On June 8, 2012 PSPF received a letter of thanks from the Royal Hawaiian Estates (RHE) Home Owners Association (HOA) commending PSPF for demonstrating “outstanding excellence in historic preservation, vision, and action.” To read the RHE HOA letter click here.
In May of 2011, RHE completed the installation of the sixth, and final, tiki apex funded under PSPF’s grant program. According to RHE HOA President Bill Lewallen, “The generous support of PSPF provided the impetus for the next restoration project which is currently under study. Our Adopt a Tiki Apex Project has evolved into a plan to restore other architectural elements of the complex.” In all PSPF grant monies to the RHE HOA have totaled $3,470.
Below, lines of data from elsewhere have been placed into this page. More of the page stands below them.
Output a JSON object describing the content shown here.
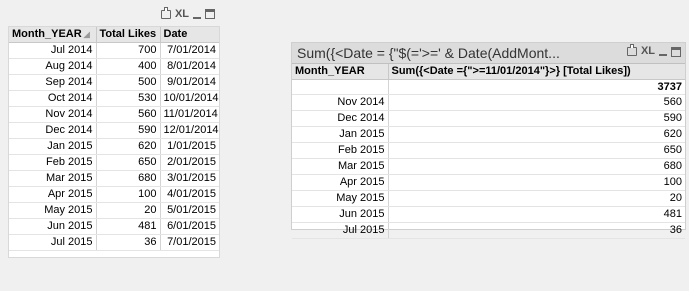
{
  "left_table": {
    "columns": [
      "Month_YEAR",
      "Total Likes",
      "Date"
    ],
    "rows": [
      [
        "Jul 2014",
        "700",
        "7/01/2014"
      ],
      [
        "Aug 2014",
        "400",
        "8/01/2014"
      ],
      [
        "Sep 2014",
        "500",
        "9/01/2014"
      ],
      [
        "Oct 2014",
        "530",
        "10/01/2014"
      ],
      [
        "Nov 2014",
        "560",
        "11/01/2014"
      ],
      [
        "Dec 2014",
        "590",
        "12/01/2014"
      ],
      [
        "Jan 2015",
        "620",
        "1/01/2015"
      ],
      [
        "Feb 2015",
        "650",
        "2/01/2015"
      ],
      [
        "Mar 2015",
        "680",
        "3/01/2015"
      ],
      [
        "Apr 2015",
        "100",
        "4/01/2015"
      ],
      [
        "May 2015",
        "20",
        "5/01/2015"
      ],
      [
        "Jun 2015",
        "481",
        "6/01/2015"
      ],
      [
        "Jul 2015",
        "36",
        "7/01/2015"
      ]
    ],
    "caption_icons": [
      "print-icon",
      "xl-icon",
      "minimize-icon",
      "restore-icon"
    ],
    "xl_label": "XL"
  },
  "right_chart": {
    "title": "Sum({<Date = {\"$(='>=' & Date(AddMont...",
    "columns": [
      "Month_YEAR",
      "Sum({<Date ={\">=11/01/2014\"}>} [Total Likes])"
    ],
    "total": "3737",
    "rows": [
      [
        "Nov 2014",
        "560"
      ],
      [
        "Dec 2014",
        "590"
      ],
      [
        "Jan 2015",
        "620"
      ],
      [
        "Feb 2015",
        "650"
      ],
      [
        "Mar 2015",
        "680"
      ],
      [
        "Apr 2015",
        "100"
      ],
      [
        "May 2015",
        "20"
      ],
      [
        "Jun 2015",
        "481"
      ],
      [
        "Jul 2015",
        "36"
      ]
    ],
    "caption_icons": [
      "print-icon",
      "xl-icon",
      "minimize-icon",
      "restore-icon"
    ],
    "xl_label": "XL"
  }
}
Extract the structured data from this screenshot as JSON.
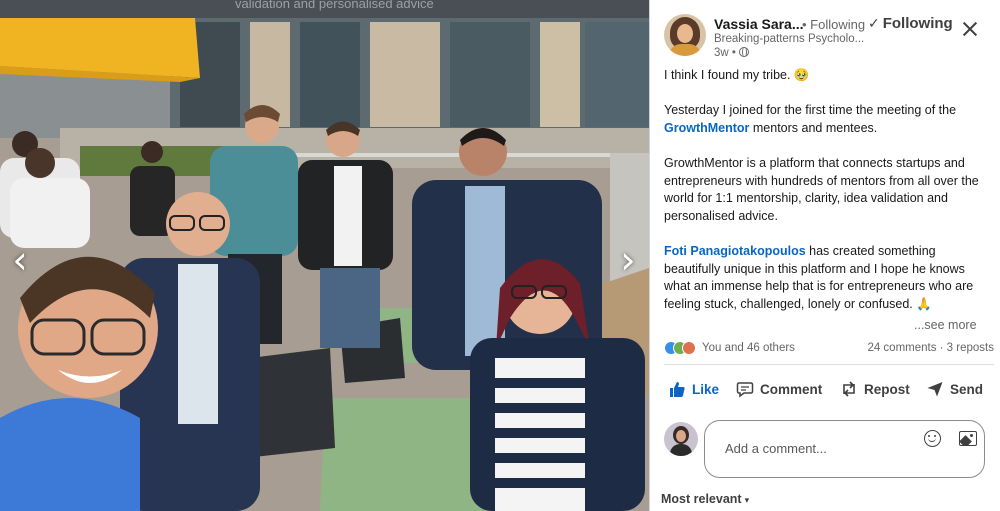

On September 2, 2010 the PSPF board approved a $1,770 preservation grant to the RHE HOA for the fabrication of five tiki apexes to be installed around the perimeter of the RHE complex.
On July 12, 2010 the PSPF board approved a $500 preservation grant to the RHE HOA for the fabrication of a single prototype tiki apex.
On April 29, 2010, PSPF awarded a $1,200 preservation grant to the RHE HOA to contract with the well-respected local architectural firm of o2 Architecture to design and explore the fabrication feasibility of an architectural element known as a “tiki apex.” The tiki apexes were removed from all of RHE’s “outrigger beams” (another defining feature of tiki- or Polynesian-modern architecture) during the 1990s for a variety of reasons, including deferred maintenance. o2 Architecture relied heavily on 1960s-era vintage photographs to capture the appropriate scale and proportions of the tiki apexes and consulted with modernist architect Donald Wexler on the project. As a condition of the PSPF preservation grant, the RHE HOA pledged to pursue the necessary certificate of approval required by the city’s Historic Site Preservation Board. RHE (designed by the firm of Wexler & Harrison in 1960) was designated Palm Springs’ first residential historic district in February of 2010.